The city council plans to use the units to house some residents of the informal Al-Haydariyeh neighbourhood, which is now the site of a real estate development zone, the council source said. These residents will only be allowed to live in the units temporarily, until the housing units allocated to them are completed–which in turn will not be free of charge, as residents have to buy it.
Under Real Estate Development and Investment Law No. 15 of 2008, a real estate development zone may handle informal settlements, no matter the size of the latter. An administrative body subjecting an area to Law No. 15 may expropriate privately owned real estate located within that area in accordance with the Expropriation Law. In cases like this, the administrative body must allocate a portion of the residential plots it builds to sell to the owners of the real estate expropriated from that zone.

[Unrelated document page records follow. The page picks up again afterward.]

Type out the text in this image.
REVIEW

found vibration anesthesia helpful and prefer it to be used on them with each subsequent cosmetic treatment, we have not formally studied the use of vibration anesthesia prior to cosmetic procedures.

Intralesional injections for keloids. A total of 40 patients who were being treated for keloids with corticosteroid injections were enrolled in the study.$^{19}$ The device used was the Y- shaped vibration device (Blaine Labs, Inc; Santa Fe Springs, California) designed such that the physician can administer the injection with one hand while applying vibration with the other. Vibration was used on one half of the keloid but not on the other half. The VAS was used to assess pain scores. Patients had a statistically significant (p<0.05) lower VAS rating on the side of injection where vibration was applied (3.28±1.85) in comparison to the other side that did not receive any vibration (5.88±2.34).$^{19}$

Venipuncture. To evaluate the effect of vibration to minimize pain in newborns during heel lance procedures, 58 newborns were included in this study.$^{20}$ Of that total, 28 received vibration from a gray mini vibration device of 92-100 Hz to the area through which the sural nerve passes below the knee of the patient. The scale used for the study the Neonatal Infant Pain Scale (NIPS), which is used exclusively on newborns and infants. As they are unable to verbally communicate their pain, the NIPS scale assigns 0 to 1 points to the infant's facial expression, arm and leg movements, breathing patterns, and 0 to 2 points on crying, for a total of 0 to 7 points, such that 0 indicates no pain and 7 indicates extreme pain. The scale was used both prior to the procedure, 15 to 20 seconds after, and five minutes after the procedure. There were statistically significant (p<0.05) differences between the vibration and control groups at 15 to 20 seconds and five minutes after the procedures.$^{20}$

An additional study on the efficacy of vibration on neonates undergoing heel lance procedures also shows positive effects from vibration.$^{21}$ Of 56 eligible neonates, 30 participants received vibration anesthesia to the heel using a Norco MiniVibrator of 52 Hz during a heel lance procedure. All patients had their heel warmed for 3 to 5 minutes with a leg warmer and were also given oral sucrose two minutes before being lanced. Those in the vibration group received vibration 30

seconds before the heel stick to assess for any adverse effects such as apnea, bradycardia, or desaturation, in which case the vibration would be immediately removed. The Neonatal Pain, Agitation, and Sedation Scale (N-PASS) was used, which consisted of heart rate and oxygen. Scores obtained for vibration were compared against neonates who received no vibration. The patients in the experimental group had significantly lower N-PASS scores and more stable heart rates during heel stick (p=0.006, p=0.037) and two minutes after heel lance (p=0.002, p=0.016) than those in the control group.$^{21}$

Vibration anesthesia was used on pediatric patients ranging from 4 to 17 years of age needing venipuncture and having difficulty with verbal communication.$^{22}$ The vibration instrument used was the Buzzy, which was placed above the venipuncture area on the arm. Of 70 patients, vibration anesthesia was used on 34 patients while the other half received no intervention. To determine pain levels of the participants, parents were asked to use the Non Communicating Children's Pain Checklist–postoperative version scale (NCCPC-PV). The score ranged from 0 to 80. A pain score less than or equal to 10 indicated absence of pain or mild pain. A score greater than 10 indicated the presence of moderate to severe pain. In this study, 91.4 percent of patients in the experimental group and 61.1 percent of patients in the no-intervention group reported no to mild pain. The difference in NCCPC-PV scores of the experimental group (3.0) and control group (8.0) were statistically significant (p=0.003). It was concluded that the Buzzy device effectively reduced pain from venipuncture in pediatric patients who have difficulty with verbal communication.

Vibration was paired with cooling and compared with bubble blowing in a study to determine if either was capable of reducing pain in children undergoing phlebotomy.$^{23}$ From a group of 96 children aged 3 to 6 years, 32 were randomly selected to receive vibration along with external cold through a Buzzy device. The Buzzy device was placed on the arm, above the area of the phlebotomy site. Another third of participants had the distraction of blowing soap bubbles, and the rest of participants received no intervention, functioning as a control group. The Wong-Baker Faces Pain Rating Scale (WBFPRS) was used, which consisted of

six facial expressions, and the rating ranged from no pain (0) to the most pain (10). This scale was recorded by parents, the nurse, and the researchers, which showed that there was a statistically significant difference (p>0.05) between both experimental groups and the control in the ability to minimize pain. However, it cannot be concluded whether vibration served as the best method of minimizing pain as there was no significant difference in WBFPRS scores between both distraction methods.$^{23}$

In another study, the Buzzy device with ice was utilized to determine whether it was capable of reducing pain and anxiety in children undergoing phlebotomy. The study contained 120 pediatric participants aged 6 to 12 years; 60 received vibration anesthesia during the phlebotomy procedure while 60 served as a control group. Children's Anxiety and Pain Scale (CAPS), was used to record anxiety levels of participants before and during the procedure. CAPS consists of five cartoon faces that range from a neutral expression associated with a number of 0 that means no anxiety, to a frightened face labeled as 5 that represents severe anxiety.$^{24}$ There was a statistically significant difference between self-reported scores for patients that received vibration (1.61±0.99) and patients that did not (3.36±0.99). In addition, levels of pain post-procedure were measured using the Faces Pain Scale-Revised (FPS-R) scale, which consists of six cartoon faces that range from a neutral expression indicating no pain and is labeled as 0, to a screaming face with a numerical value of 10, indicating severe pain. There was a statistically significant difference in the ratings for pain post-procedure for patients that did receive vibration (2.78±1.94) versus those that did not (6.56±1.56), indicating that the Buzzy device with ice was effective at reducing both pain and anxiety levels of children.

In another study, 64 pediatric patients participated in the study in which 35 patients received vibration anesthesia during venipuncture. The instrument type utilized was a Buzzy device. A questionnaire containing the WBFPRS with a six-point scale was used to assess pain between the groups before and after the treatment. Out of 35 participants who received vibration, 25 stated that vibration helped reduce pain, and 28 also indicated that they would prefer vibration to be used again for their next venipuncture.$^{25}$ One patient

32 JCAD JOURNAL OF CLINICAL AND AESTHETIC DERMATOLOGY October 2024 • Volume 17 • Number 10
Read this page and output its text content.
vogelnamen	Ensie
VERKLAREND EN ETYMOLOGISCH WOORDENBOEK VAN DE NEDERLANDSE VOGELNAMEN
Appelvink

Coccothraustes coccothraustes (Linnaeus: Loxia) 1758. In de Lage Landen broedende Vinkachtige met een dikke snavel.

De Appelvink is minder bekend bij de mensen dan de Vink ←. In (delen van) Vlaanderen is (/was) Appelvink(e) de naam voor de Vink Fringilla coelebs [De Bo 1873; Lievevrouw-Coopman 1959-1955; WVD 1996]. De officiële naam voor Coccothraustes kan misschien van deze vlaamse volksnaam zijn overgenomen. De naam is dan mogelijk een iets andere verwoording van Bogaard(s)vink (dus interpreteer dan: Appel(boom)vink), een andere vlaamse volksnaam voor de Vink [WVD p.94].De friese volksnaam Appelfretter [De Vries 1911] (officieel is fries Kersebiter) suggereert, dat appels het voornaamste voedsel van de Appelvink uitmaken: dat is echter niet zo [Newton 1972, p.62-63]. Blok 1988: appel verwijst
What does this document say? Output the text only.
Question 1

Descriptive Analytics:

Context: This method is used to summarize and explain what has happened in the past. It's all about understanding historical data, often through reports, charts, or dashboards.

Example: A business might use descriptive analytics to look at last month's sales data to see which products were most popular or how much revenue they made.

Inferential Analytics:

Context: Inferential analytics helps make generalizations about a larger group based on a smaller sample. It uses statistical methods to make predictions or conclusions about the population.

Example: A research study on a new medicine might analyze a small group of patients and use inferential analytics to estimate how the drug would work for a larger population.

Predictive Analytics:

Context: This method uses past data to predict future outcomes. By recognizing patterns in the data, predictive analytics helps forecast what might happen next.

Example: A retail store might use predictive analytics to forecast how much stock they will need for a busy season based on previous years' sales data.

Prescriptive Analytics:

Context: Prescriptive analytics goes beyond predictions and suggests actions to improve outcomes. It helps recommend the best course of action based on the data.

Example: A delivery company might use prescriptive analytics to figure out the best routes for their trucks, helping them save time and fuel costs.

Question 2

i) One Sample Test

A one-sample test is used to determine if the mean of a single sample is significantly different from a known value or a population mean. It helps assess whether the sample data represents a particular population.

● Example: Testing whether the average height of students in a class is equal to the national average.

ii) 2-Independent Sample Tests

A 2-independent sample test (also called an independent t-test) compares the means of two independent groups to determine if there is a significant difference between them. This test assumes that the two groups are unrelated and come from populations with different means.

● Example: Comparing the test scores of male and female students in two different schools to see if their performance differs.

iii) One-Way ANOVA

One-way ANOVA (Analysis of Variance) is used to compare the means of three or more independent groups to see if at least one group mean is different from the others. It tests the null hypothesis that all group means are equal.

According to the website of the General Commission for Real Estate Development and Investment, the Aleppo City Council established the real estate development zone in Al-Haydariyeh in 2010. The 118-hectare zone was meant to “upgrade” the area, which contained unlicensed constructed buildings. The area is fully expropriated by the state, and all the real estate within it are included in the general zoning plan for Aleppo city, which was approved in 2004.
Beyond the housing project in Masaken Hanano, the city council has a number of other units in the neighbourhood, as well as in Al-Sukkari and Al-Mashhad neighbourhoods that can be used as temporary shelters. Such buildings are owned by people who were forcibly displaced to opposition-held areas. They were partially damaged, though the city council rehabilitated a number of them in 2021-2022 and they now house families who were evacuated from at-risk homes in Al-Saliheen, Al-Fardous, Al-Maadi, Al-Maysar, Qadhi Askar and other neighbourhoods.
In December 2022, the city council began demolishing some severely damaged and uninhabitable buildings in various parts of east Aleppo. The head of the city council said on November 9, 2022 that evacuations had begun for some 1,500 buildings at risk of collapse so that they could be demolished. He added that an action plan was needed to evacuate and find alternative housing for those residents, as a sizable portion of those buildings are still inhabited.
For those forced to vacate their damaged, at-risk homes, temporary housing is not easy to come by. The city council requires that applicants meet a complex set of conditions before being granted such housing. One person who was evacuated from their home in Al-Saliheen neighbourhood told The Syria Report that the city council refused to grant them the temporary housing usually given to people in his situation because “he owns a car.” The justification wasn’t clear but it could be that the council considers a car-owner as being relatively well-off and hence not needing support. Other people said that wasta, or personal connections, were needed to obtain such housing, or payment of bribes to city council officials.